With a soft opening behind us and confidence in the kitchen and service staff, it is time to extend our marketing to our radius of influence to get new guests into the new restaurant. As we implement the plan, our focus will be on all the elements of marketing - not just advertising.
Marketing has three components:
- Getting your message to the prospective guest.
- Selling your product once your customer responds by coming in the restaurant.
- Delivering the product in a manner that meets or exceeds the guest’s expectations.
The first step in creating our plan was to evaluate our demographics. Our two mile radius is heavily populated with residences and businesses along the main street. During the week we want to develop the lunch trade and take out business from local offices. Weekends will be busy with residents who eat out on Saturdays and Sundays, but may skip breakfast during the week.
A small part of the business development will include the traffic zipping by on the way to work.
Each segment of the plan is designed to meet the demographic parts listed above.
1. Getting Our Message to the Prospective Guest
The message during the first initial contact will be that a) we are open and b) we serve a country/southern style cuisine like our childhood memories. This theme will be carried in our advertising and customer communications. Below are the plans.
Steps Used to Communicate our Message:
- Select print media to advertise for the next 30 days. We chose two local weekly newspapers that cover residences and some businesses within our 3 mile radius.
- Send an email message to a database from our other restaurants to let those customers know of our new location. That list has over 1300 names on it, but may not include our entire radius and very few businesses. Two weeks after the first communication, a second email will highlight a “Grand Opening Weekend” or feature some of our unique menu selections for breakfast and lunch.
- Prepare and distribute a small flyer to businesses that we have developed a relationship with during construction. Ask them to place on their counter (sample in earlier post).
- Make personal visits to area businesses with take out menu’s and food samples on a daily basis. Our goal will be to see 5 businesses a day during the week.
- Purchase an advertising contract with a company that supplies direct communication to every new household in the radius of the restaurant.
- Added the new location announcement and menu to the existing website for the restaurants.
2. Selling Our Product
Our product is different than competitors in the area. We need to distinguish ourselves because we are slightly more expensive and the concept is a little more upscale.
The steps to selling our differences started with server training before we opened and continue with ongoing reminders of quality. Ingredients we use are exceptional in the breakfast business and we highlight brand names.
Steps to Selling:
- Server training, server testing and daily reminders explain our food, ingredients and cooking methods. Bulletin board notes and Manager working with servers on weaknesses is a continuous process
- Table POS stating the differences.
- Menu’s reflect individual items highlighted by our original creations and special brands and/or products that our competitors can’t duplicate.

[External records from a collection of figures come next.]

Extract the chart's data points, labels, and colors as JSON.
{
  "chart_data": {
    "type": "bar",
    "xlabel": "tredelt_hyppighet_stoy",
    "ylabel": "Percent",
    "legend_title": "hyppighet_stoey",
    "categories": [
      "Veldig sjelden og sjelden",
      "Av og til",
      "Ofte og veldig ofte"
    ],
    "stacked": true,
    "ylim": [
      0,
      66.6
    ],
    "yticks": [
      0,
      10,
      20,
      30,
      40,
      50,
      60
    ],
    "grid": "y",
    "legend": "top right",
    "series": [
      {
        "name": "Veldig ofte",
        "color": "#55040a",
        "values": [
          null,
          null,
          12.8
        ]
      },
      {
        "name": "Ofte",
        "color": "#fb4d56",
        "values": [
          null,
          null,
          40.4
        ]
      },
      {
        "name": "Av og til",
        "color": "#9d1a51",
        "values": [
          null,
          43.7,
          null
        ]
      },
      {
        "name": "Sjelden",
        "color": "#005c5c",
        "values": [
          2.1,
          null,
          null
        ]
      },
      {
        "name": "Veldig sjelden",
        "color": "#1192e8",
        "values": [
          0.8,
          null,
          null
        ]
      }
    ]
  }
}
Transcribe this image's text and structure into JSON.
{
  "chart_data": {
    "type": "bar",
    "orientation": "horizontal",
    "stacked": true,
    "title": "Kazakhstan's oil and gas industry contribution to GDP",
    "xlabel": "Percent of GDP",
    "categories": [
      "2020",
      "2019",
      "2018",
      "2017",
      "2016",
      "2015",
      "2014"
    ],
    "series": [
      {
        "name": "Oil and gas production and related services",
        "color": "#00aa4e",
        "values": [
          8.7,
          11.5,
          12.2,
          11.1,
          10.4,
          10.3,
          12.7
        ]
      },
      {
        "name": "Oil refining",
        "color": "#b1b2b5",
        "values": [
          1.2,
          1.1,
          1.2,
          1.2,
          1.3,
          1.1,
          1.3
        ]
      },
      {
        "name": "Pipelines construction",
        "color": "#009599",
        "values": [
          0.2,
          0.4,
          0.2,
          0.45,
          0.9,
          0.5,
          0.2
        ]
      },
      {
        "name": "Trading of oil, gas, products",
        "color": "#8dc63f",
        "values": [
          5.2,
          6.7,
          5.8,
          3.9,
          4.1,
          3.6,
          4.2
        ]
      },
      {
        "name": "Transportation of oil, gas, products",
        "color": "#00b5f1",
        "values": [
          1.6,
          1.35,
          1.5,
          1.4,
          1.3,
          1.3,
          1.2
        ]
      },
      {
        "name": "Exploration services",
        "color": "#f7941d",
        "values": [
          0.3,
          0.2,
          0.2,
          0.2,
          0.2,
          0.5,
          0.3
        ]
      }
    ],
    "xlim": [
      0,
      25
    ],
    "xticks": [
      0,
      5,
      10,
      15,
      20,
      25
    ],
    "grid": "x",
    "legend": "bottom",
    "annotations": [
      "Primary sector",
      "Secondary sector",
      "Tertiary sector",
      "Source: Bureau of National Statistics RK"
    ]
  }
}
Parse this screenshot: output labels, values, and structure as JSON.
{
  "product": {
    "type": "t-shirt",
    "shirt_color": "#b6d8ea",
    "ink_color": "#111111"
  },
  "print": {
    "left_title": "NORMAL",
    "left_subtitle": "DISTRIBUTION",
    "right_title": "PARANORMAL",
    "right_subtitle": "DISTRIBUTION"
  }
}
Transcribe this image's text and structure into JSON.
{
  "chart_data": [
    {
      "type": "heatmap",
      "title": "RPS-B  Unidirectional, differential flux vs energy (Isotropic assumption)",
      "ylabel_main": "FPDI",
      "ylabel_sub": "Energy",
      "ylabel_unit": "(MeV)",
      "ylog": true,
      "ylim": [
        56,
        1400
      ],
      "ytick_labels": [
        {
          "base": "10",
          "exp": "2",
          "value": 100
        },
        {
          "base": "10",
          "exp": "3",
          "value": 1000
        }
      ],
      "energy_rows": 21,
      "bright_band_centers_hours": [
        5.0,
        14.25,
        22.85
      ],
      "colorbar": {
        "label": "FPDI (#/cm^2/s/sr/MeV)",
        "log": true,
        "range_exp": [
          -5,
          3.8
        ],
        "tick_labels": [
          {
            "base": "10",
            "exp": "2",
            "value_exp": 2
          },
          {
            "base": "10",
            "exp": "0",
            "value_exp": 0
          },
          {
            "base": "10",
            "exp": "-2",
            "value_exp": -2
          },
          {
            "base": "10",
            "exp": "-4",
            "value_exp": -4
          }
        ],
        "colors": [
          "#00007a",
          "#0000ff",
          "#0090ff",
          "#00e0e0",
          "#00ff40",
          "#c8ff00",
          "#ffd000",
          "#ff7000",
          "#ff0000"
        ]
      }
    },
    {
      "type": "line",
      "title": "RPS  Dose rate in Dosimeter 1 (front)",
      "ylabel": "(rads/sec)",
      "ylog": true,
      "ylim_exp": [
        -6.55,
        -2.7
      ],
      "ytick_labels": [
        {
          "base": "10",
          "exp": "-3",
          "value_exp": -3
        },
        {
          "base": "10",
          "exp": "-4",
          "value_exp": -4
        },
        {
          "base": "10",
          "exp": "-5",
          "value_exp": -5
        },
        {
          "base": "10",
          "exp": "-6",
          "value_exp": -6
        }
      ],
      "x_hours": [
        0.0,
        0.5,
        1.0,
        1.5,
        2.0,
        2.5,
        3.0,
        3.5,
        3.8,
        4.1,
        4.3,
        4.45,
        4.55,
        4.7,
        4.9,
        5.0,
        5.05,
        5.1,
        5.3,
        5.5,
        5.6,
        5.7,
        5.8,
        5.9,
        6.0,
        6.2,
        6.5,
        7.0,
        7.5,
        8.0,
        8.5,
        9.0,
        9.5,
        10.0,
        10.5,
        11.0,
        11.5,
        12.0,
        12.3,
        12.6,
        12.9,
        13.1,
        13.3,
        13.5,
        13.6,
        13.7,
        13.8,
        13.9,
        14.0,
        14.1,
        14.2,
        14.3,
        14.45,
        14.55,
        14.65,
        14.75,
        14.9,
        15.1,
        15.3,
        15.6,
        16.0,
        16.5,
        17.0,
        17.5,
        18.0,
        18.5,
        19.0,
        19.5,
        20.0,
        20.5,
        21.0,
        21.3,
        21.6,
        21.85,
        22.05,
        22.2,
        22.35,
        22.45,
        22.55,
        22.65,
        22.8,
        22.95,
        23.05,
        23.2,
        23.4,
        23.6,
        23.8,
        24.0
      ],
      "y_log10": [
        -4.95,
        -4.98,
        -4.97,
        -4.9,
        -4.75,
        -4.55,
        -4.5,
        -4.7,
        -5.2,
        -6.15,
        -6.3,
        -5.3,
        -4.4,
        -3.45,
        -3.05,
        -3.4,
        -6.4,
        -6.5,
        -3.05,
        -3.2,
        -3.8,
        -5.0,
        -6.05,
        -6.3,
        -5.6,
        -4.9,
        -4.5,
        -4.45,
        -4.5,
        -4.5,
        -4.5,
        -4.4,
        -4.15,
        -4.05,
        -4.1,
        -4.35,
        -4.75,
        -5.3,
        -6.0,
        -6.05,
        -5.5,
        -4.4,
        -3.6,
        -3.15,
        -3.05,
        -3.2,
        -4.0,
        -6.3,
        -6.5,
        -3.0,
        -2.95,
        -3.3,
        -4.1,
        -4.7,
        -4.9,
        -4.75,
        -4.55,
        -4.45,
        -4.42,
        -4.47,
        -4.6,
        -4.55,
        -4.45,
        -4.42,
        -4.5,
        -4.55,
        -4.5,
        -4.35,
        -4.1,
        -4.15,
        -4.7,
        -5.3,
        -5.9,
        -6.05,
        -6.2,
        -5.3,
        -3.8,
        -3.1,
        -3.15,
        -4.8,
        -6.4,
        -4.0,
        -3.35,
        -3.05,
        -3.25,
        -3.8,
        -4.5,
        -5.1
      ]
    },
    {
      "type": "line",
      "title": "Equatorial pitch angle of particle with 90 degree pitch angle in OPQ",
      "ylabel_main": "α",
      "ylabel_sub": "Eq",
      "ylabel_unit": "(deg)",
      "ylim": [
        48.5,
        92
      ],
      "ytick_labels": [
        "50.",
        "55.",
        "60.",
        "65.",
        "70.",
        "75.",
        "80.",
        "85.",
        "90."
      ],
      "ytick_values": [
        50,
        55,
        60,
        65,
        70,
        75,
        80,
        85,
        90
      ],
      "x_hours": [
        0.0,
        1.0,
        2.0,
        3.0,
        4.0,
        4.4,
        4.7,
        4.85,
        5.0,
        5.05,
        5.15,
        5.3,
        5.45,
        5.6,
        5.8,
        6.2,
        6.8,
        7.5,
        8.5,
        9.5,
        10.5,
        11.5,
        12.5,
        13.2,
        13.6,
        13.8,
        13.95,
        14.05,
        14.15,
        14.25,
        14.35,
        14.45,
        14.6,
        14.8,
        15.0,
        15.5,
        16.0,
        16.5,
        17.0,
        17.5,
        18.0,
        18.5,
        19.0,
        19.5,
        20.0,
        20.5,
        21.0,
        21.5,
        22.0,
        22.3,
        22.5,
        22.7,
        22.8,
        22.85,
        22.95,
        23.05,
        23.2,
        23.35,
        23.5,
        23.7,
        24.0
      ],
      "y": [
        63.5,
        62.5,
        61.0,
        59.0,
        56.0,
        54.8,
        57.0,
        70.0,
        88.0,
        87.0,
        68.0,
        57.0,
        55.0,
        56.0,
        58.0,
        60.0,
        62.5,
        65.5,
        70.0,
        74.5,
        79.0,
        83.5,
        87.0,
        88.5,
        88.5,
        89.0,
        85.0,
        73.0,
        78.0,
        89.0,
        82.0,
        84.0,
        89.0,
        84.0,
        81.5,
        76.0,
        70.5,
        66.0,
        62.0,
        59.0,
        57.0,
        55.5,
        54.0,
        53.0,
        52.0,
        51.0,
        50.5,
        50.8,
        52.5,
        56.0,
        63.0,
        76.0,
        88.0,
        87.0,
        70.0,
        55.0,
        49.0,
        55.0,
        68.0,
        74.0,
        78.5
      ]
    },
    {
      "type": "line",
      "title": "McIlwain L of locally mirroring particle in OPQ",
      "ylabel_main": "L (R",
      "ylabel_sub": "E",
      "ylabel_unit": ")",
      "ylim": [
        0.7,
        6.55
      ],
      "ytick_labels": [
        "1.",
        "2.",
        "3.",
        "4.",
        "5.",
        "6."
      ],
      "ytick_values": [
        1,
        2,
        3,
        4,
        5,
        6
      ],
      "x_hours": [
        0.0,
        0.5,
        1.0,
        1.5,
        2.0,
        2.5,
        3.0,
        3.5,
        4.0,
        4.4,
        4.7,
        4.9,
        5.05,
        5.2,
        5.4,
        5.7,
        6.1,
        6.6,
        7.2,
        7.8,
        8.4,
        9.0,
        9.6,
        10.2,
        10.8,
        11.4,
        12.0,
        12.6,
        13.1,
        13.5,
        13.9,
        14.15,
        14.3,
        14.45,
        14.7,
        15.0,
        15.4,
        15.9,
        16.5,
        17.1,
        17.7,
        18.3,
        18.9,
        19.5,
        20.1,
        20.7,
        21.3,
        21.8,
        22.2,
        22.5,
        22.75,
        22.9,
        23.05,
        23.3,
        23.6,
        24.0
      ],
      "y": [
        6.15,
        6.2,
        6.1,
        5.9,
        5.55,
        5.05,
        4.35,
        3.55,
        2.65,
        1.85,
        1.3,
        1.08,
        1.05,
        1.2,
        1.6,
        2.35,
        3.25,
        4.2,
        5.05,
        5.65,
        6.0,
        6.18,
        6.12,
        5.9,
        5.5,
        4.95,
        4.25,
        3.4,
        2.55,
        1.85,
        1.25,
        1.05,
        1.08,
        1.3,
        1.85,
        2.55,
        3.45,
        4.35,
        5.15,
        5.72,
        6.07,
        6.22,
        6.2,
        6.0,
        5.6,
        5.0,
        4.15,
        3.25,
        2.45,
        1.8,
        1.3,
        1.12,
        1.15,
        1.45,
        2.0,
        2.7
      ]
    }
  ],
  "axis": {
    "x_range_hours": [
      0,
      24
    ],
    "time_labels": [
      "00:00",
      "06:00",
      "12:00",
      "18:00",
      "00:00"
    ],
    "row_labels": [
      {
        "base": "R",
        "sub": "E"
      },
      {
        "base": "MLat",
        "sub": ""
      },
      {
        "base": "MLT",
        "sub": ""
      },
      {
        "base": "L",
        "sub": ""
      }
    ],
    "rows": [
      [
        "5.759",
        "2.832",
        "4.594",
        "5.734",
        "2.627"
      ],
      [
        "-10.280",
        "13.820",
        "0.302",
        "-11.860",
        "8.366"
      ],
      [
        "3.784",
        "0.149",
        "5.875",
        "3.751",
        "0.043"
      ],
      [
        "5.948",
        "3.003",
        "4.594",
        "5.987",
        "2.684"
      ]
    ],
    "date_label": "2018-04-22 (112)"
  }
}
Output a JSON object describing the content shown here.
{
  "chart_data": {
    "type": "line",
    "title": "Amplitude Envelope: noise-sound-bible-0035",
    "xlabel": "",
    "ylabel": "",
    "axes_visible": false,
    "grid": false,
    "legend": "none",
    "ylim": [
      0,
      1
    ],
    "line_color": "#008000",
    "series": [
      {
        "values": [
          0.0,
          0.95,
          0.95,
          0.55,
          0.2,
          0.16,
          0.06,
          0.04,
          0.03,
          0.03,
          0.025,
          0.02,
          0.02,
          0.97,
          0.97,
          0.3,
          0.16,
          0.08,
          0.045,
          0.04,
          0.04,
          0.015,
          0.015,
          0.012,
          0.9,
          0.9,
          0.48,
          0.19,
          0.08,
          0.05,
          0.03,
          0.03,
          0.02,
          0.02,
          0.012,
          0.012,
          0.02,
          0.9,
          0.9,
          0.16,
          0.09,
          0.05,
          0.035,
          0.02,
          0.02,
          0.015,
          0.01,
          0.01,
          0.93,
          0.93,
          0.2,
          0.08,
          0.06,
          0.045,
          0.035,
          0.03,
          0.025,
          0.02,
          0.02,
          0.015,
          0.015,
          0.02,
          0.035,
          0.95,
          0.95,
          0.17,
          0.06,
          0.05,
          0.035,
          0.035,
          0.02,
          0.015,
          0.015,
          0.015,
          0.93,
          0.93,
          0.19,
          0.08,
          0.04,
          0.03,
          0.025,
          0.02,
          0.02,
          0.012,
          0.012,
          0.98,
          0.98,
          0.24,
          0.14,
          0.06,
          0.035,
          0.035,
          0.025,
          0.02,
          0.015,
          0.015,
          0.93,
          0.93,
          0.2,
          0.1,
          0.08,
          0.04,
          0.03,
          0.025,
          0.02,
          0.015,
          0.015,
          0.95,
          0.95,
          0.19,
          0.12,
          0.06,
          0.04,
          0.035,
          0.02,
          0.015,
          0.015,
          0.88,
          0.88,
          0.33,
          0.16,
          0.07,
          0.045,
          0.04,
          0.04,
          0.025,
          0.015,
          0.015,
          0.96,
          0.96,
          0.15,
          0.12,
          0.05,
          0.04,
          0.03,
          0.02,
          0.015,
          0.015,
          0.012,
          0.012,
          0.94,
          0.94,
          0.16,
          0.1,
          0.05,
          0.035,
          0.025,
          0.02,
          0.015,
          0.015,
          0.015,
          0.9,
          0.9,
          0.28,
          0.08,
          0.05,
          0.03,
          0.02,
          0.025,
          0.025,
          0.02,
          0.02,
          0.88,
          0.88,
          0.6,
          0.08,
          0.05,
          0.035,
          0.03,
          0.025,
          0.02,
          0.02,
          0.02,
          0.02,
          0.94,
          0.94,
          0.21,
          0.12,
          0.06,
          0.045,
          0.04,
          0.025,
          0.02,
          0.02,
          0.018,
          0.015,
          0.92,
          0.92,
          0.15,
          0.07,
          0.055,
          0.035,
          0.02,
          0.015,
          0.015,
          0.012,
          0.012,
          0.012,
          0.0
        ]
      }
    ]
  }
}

- When possible, samples of various items are sent to tables that may have questions about our menu selections.
- Our product is more than food. We take a slightly light-hearted approach to the atmosphere of the restaurant. We want it to be fun and funky kind of neighborhood place. The servers, décor and surroundings need to emulate our concept.
3. Delivering Our Product
The marketing process is not complete unless you deliver what you are selling. Many restaurants are experts at advertising and get many customers through their doors, but fail to deliver what they promise. The last step is the way you get customers to return.
Guests become loyal repeat customers one at a time. That means every facet of the delivery process must achieve the overall goal of meeting or exceeding the customer’s expectations. To accomplish the goal;
Steps to Delivering Our Product to Meet the Guest’s Expectations;
- When the guest walks in the door, they must be greeted by a cheerful staff and a bright dining room with other satisfied guests.
- The guest must be sat and offered a beverage and menu immediately.
- Servers must have the knowledge and confidence to explain each menu item, the preparation and ingredients.
- Little time is spent waiting between server contacts from beverage service to ordering.
- Food is prepared in a reasonable amount of time and delivered hot and fresh.
- Each plate must be neat, garnished properly and colorful.
- Each order is checked as it leaves the kitchen and the server must check the order before delivery to insure accuracy.
- After delivery of the guest’s order, the server must re-visit the table within two minutes to see if there are condiments or other needs the guest may have.
- A Manager should visit each table to inquire about their satisfaction.
- Checks are always in the server’s possession and ready to be delivered to the guest as soon as they seem ready. Tables are never left for the customer to stare at dirty plates.
If for ANY reason a guest appears to be unsatisfied, a Manager must visit the table and see what is necessary to turn a bad experience to a good experience.
Plan Summary
Will the steps we have chosen to take in the initial weeks be enough? Only time can answer that question. Certainly the plan must be managed, modified and expanded as we look for measurable results in the coming days and weeks. The key, for now, is execution. A daily recap of sales, glitches and customer comments will keep us focused.
The entire staff must be involved to make this Marketing Plan a success. Prospective customers become loyal guests one at a time. If we can give each customer the experience they bargained for when they walked in the door, we can win our share of the breakfast and lunch dining crowd in our radius of potential guests.